Effects of Intensive Glucose Lowering in Type 2 Diabetes
~ 2型糖尿病における強化療法の効果 ~
出典: N Engl J Med 2008;358:2545-59.
著者: The Action to Control Cardiovascular Risk in Diabetes Study Group
<論文の要約>
【背景】
疫学研究で2型糖尿病患者における糖化ヘモグロビン(HbA1c)値と心血管疾患の発症との間に関連が認められている。我々は、心血管疾患を既に発症したことのある、もしくは他の心血管疾患リスクを併せ持つ2型糖尿病患者において正常域のHbA1c値を目指す強化療法が心血管疾患の発症を抑制するかどうか、検証を行った。

【方法】
この無作為研究では、HbA1c値8.1%(中央値)を示す10,251人の患者(平均年齢、62.2歳)を強化療法(目標HbA1c値6.0%以下)もしくは通常療法(目標値7.0から7.9%)群に振り分けた。これらの患者の38%は女性、35%は以前に心血管疾患の発症歴を持つ者であった。主要アウトカムは非致死性の心筋梗塞、非致死性の脳卒中、もしくは心血管疾患による死亡である。強化療法群においてより高い死亡率を認めたため、平均3.5年間のフォローアップ期間をもって中止した。

【結果】
1年目で強化療法群と通常療法群でそれぞれ中央値6.4%と7.5%という安定したHbA1c値を示した。フォローアップ期間中、主要アウトカムは強化療法群の352人に起こり、通常療法群では371人で起きた(ハザード比0.90;95%信頼区間[CI]、0.78-1.04;P=0.16)。同時に、強化療法群の257人が死亡し、通常療法群では203人が死亡した(ハザード比、1.22;95%CI、1.01-1.46;P=0.04)。低血糖症や10kg以上の体重増加は強化療法群で多く認められた(P<0.001)。

【結論】
通常療法と比較して、正常域HbA1c値を目指した3.5年間の強化療法では死亡率が増加し、重大な心血管疾患の発症に有意な減少は認められなかった。これらの結果はこれまで認識されていなかったハイリスク2型糖尿病患者における強化療法の有害性について同定することとなった。


<ジャーナルクラブでのディスカッション>
    ■被験者の募集方法が"ボランティア"であるため、一般集団を適切に反映できているかどうか疑問が残るところである。なぜならば、両群で比較的早期に血糖値の改善が認められたことや強化療法群において厳格な介入による介入が実現できたことにも被験者の参加意欲の高さが反映されている。一方で、そうした研究へのアドヒアランスの高さのために介入の有効性を認めたとするならば、efficiencyを適切に評価できているのか、わからない。

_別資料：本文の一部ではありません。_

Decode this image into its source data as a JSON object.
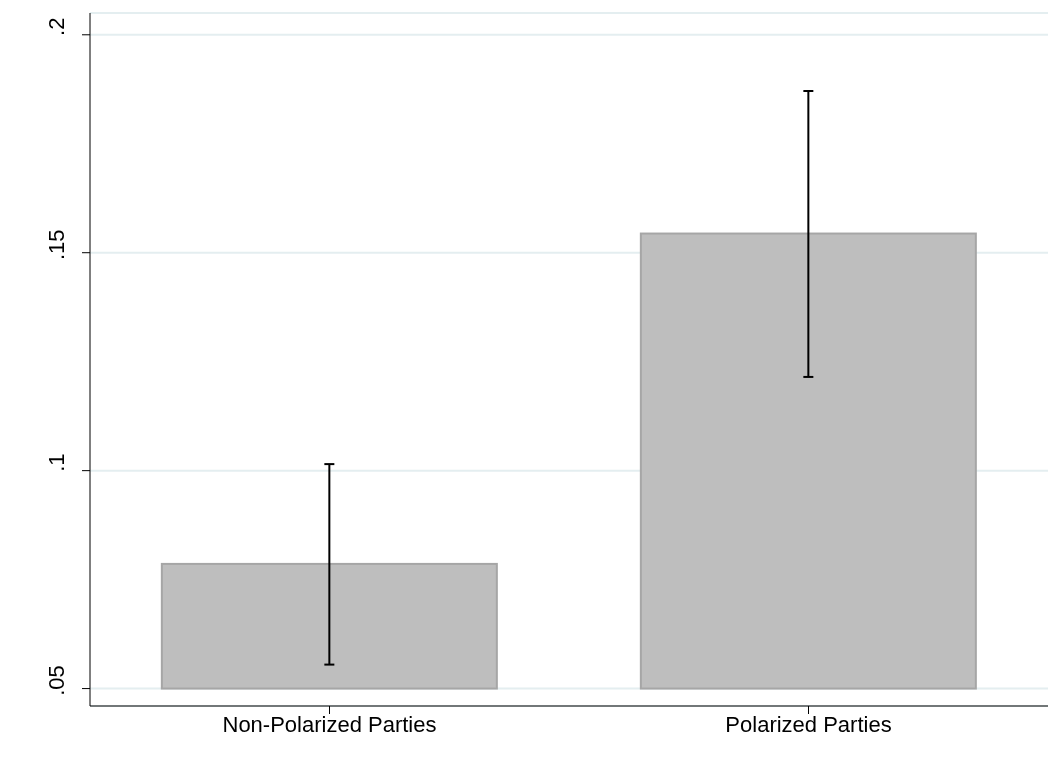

    ■除外基準BMI≧45の理由がプロトコール論文にも明確に示されていない。BMI≧45の者を対象に含めると特異的にアウトカムを発症する割合が高いかもしれない。また、BMI≧45という状況を生み出す生活習慣などから、厳格な血糖管理に従わない可能性が高く、結果に影響を及ぼす可能性が高いことが考えられる。

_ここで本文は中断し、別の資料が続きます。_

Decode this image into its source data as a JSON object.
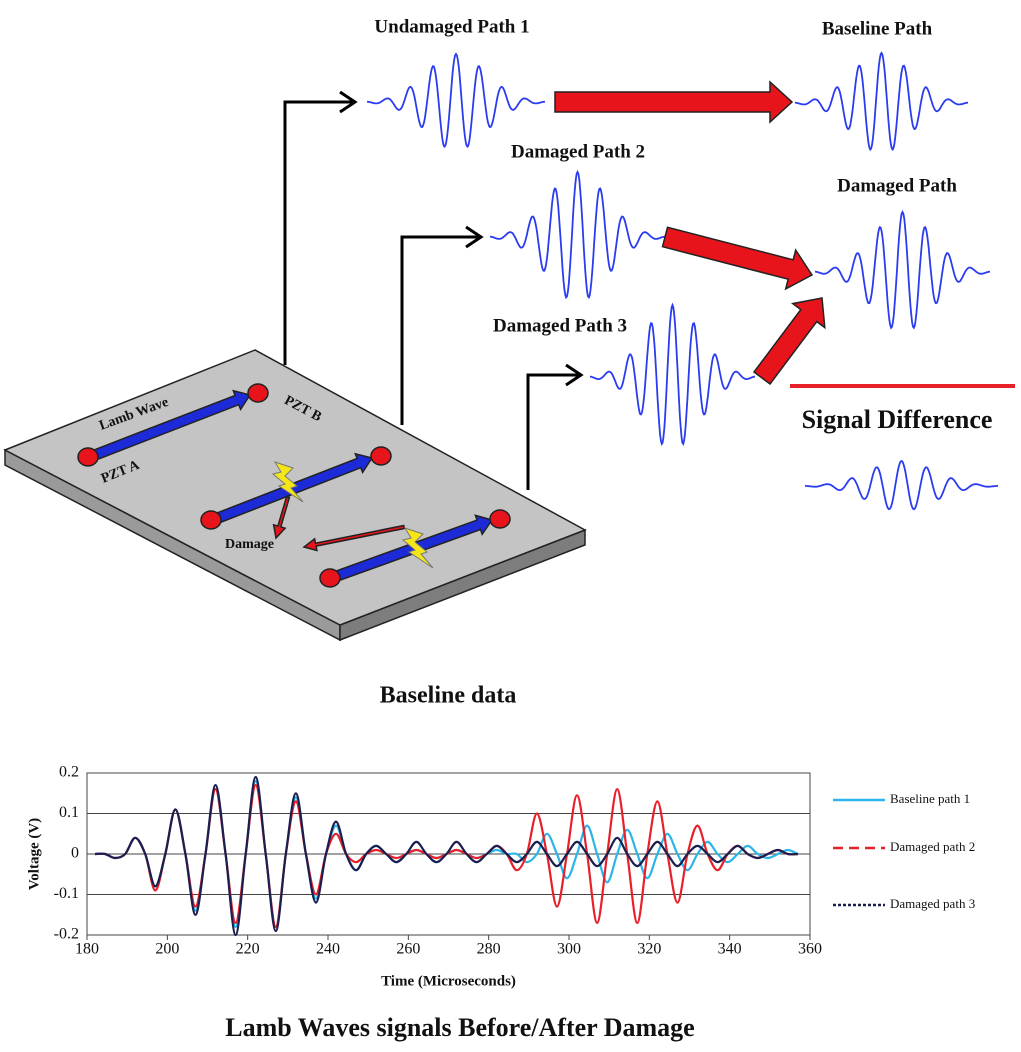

    ■強化療法群で意に反して副次アウトカムである"死亡"が多く認められた理由について「様々な要因によることが考えられる」と記述されている。中央値8.1%と血糖値が高く、かつ、心血管疾患に関するリスクを持つ集団に対して目標値を6%以下と厳しく設定し、短期間(4ヶ月)で血糖値を急激に低下させているため、介入により相当な肉体的ストレスがかかっていたことが考えられる。低血糖イベントの数も関係しているだろう。

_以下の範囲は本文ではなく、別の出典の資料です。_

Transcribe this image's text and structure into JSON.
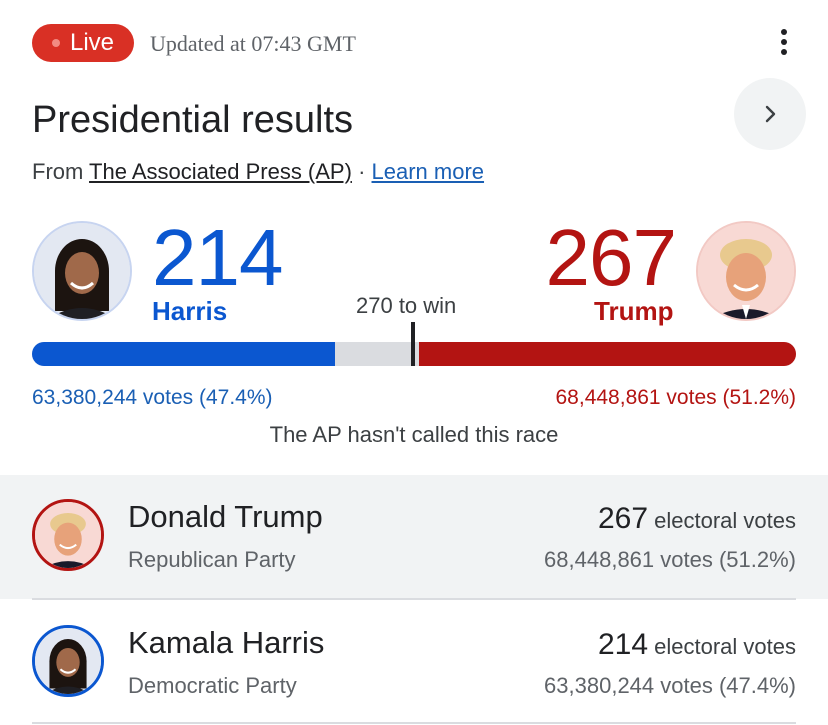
{
  "header": {
    "live_label": "Live",
    "updated_text": "Updated at 07:43 GMT",
    "menu_icon": "more-vert-icon"
  },
  "title": "Presidential results",
  "source": {
    "prefix": "From",
    "publisher": "The Associated Press (AP)",
    "separator": "·",
    "learn_more": "Learn more"
  },
  "colors": {
    "democrat": "#0b57d0",
    "republican": "#b31412",
    "live": "#d93025"
  },
  "tally": {
    "harris": {
      "electoral": "214",
      "name": "Harris",
      "votes_text": "63,380,244 votes (47.4%)",
      "share": 0.396
    },
    "trump": {
      "electoral": "267",
      "name": "Trump",
      "votes_text": "68,448,861 votes (51.2%)",
      "share": 0.494
    },
    "to_win": "270 to win",
    "status": "The AP hasn't called this race"
  },
  "candidates": [
    {
      "name": "Donald Trump",
      "party": "Republican Party",
      "electoral": "267",
      "electoral_label": "electoral votes",
      "votes_text": "68,448,861 votes (51.2%)"
    },
    {
      "name": "Kamala Harris",
      "party": "Democratic Party",
      "electoral": "214",
      "electoral_label": "electoral votes",
      "votes_text": "63,380,244 votes (47.4%)"
    }
  ]
}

    ■本研究は中高年のハイリスク患者に焦点を当てた研究であるが、心血管疾患の既往のない患者、およびベースライン時のHbA1c値が8.1%以下であった患者では、主要アウトカムにおいて強化療法の効果が期待できる可能性を示した結果(図3.A)が認められたため、対象を一般的な糖尿病患者に絞った強化療法の効果についても知りたい。